I don't understand what you're saying. Are you saying that historical inaccuracy will get people killed because people will misidentify who Nazis are and use that as an excuse to invade nearby territory?
You make a very good point, and I hate this because it should be a cause for people to recognize their own hypocrisy.
"just another casualty of war".
That's if they were killed by another country that was bombing indiscriminately, not by their own governments because of ethnic animus.
can you really not see why someone Jewish might be upset about being told they should be glad that the death plan wasn't as efficient as claimed
Of course I can! What happened is still an abomination, either way.

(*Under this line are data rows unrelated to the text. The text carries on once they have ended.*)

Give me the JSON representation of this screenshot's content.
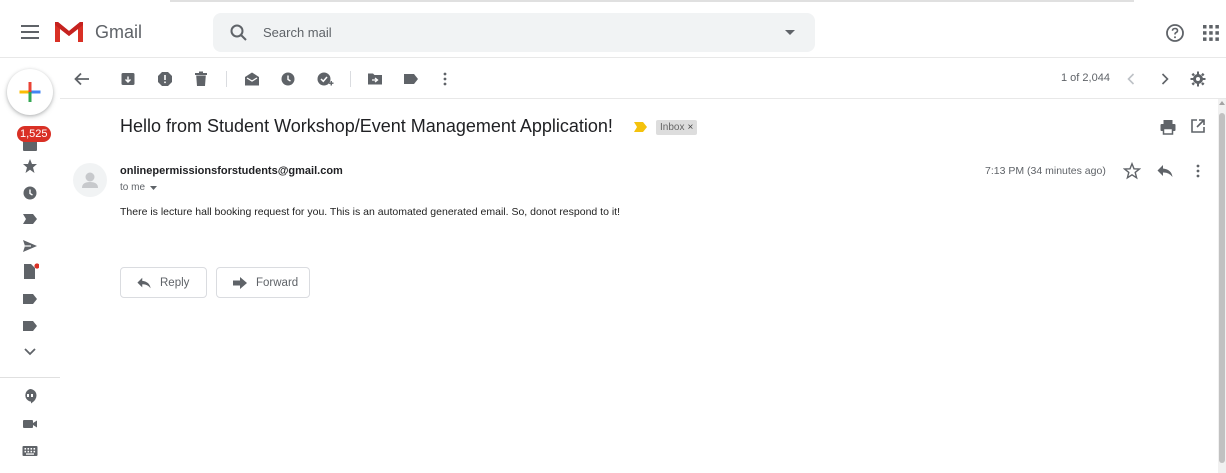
{
  "app": {
    "name": "Gmail"
  },
  "search": {
    "placeholder": "Search mail"
  },
  "sidebar": {
    "unread_count": "1,525"
  },
  "toolbar": {
    "pagination": "1 of 2,044"
  },
  "message": {
    "subject": "Hello from Student Workshop/Event Management Application!",
    "label_chip": "Inbox",
    "label_remove": "×",
    "from": "onlinepermissionsforstudents@gmail.com",
    "to": "to me",
    "time": "7:13 PM (34 minutes ago)",
    "body": "There is lecture hall booking request for you. This is an automated generated email. So, donot respond to it!"
  },
  "actions": {
    "reply_label": "Reply",
    "forward_label": "Forward"
  },
  "colors": {
    "brand_red": "#d93025",
    "important_yellow": "#f4c20d",
    "icon_gray": "#5f6368"
  }
}
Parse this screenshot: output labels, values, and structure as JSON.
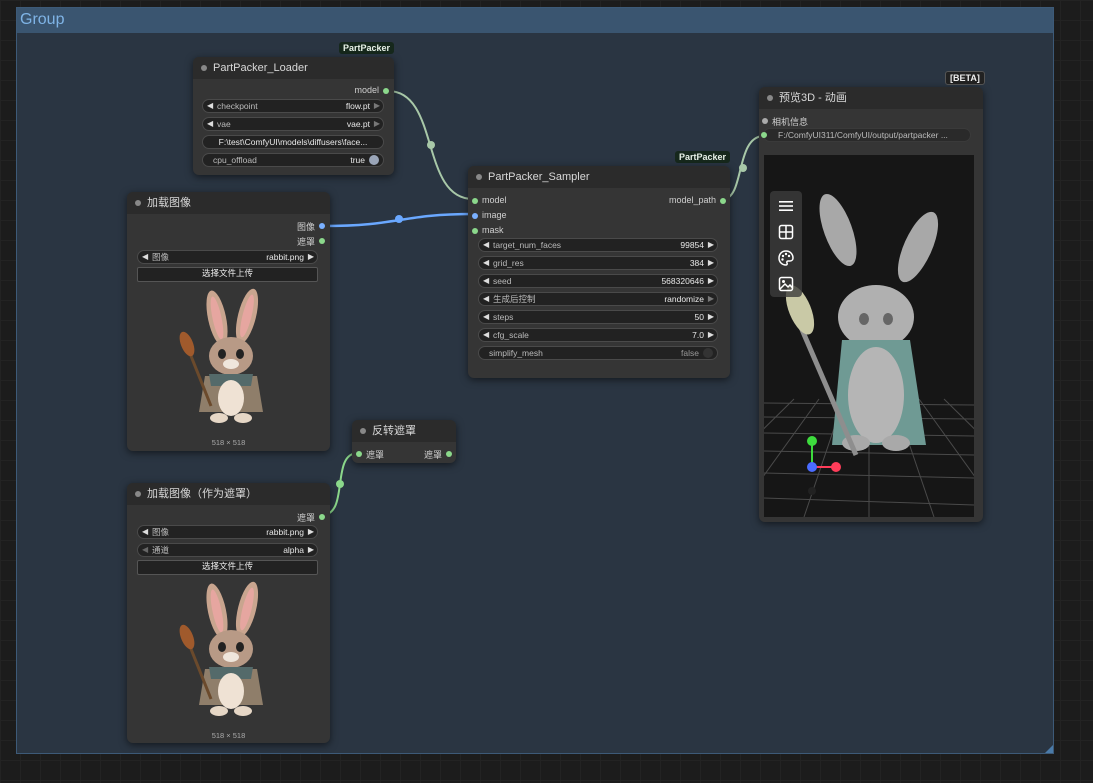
{
  "group": {
    "title": "Group"
  },
  "loader": {
    "badge": "PartPacker",
    "title": "PartPacker_Loader",
    "output_model": "model",
    "checkpoint": {
      "label": "checkpoint",
      "value": "flow.pt"
    },
    "vae": {
      "label": "vae",
      "value": "vae.pt"
    },
    "path": "F:\\test\\ComfyUI\\models\\diffusers\\face...",
    "cpu_offload": {
      "label": "cpu_offload",
      "value": "true"
    }
  },
  "load_image": {
    "title": "加载图像",
    "output_image": "图像",
    "output_mask": "遮罩",
    "image": {
      "label": "图像",
      "value": "rabbit.png"
    },
    "upload_label": "选择文件上传",
    "size": "518 × 518"
  },
  "load_image_mask": {
    "title": "加载图像（作为遮罩）",
    "output_mask": "遮罩",
    "image": {
      "label": "图像",
      "value": "rabbit.png"
    },
    "channel": {
      "label": "通道",
      "value": "alpha"
    },
    "upload_label": "选择文件上传",
    "size": "518 × 518"
  },
  "invert_mask": {
    "title": "反转遮罩",
    "input": "遮罩",
    "output": "遮罩"
  },
  "sampler": {
    "badge": "PartPacker",
    "title": "PartPacker_Sampler",
    "inputs": [
      "model",
      "image",
      "mask"
    ],
    "output": "model_path",
    "widgets": [
      {
        "label": "target_num_faces",
        "value": "99854"
      },
      {
        "label": "grid_res",
        "value": "384"
      },
      {
        "label": "seed",
        "value": "568320646"
      },
      {
        "label": "生成后控制",
        "value": "randomize"
      },
      {
        "label": "steps",
        "value": "50"
      },
      {
        "label": "cfg_scale",
        "value": "7.0"
      }
    ],
    "simplify": {
      "label": "simplify_mesh",
      "value": "false"
    }
  },
  "preview3d": {
    "badge": "[BETA]",
    "title": "预览3D - 动画",
    "input_camera": "相机信息",
    "path": "F:/ComfyUI311/ComfyUI/output/partpacker ...",
    "toolbar_icons": [
      "menu-icon",
      "grid-icon",
      "palette-icon",
      "image-icon"
    ]
  },
  "colors": {
    "group_bg": "#2a3542",
    "group_header": "#3a5570",
    "model_wire": "#a8c8a8",
    "image_wire": "#6aa8ff",
    "mask_wire": "#8bd88b"
  }
}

I don't think the line from Marx to the Holodomor is pretty short. Seizing the means of production and having the government (euphemistically referred to as "the people") make all economic decisions inevitably leads to mass deaths. In my view, the only different between a socialist (in the original Marxist sense of the term) and a tankie is that a socialist believes if Snowball wasn't exiled, then Animal Farm would've worked, while a tankie believes Napoleon did nothing wrong. I think that Napoleon just accelerated an inevitable decay.

I went through a link chain to figure out who/what Crenshaw was, and I ended up at the Time Magazine article, which does provide some useful context.
"While the Reconstruction era after the Civil War is often skimmed over in high school U.S. history classes, AP African American Studies delves into progress made at that time, as well as how the roots of today’s mass incarceration system can be traced back to that era."
That's where my alarm bells went off. Mass incarceration is critical race theory. It's a conspiracy theory which, depending on which version you hear, states that the reason 13% of the population makes up 52% of the arrests is that either A. they're not actually committing more crime, the police just have it out for them because they're black or B. they are committing more crime, but there's deliberate social conditioning to make them do it (because they're black).
I mean, I'm totally sympathetic to the claim that the existence of prison labor provides incentive to arrest more people and hold them for longer. I'm also sympathetic to the claim that people whose jobs depend on the existence of prison will try to arrest more people and hold them for longer to protect their job security. The part of mass incarceration that always loses me is when people make race a part of it. Correct me if I'm wrong, but I'm pretty sure the reason that America bought slaves from Africa wasn't because they had a pre-existing, innate antipathy towards Africans; it's because Africa was doing the selling. There is no similar reason I can think that would motivate the prison-industrial complex to go after black people, specifically. And every time I've asked a leftist to provide me with a reason, they just say "racism," and I've never found that satisfactory, because the vast majority of racists don't take pleasure in inflicting pain on a particular race for the sake of it, they're just indifferent to it and/or care about it less than they do pain inflicted upon members of their own race. I could argue that white people in power feel less guilty arresting black people than arresting white people, so they target black people to lesson their guilt over the horrors of the prison-industrial complex, but without any supporting evidence, I'm inclined to assume the other explanations for 1350 are more accurate. And even if the hypothesis I just created has truth to it, it doesn't connect to Reconstruction, like the paragraph says.
Sorry if I come across as dismissive in the above paragraph. I want to be more open-minded. f anyone reading this wants to make a case for racial mass incarceration as the result of systemic racism, I'd appreciate it and I promise not to belittle you.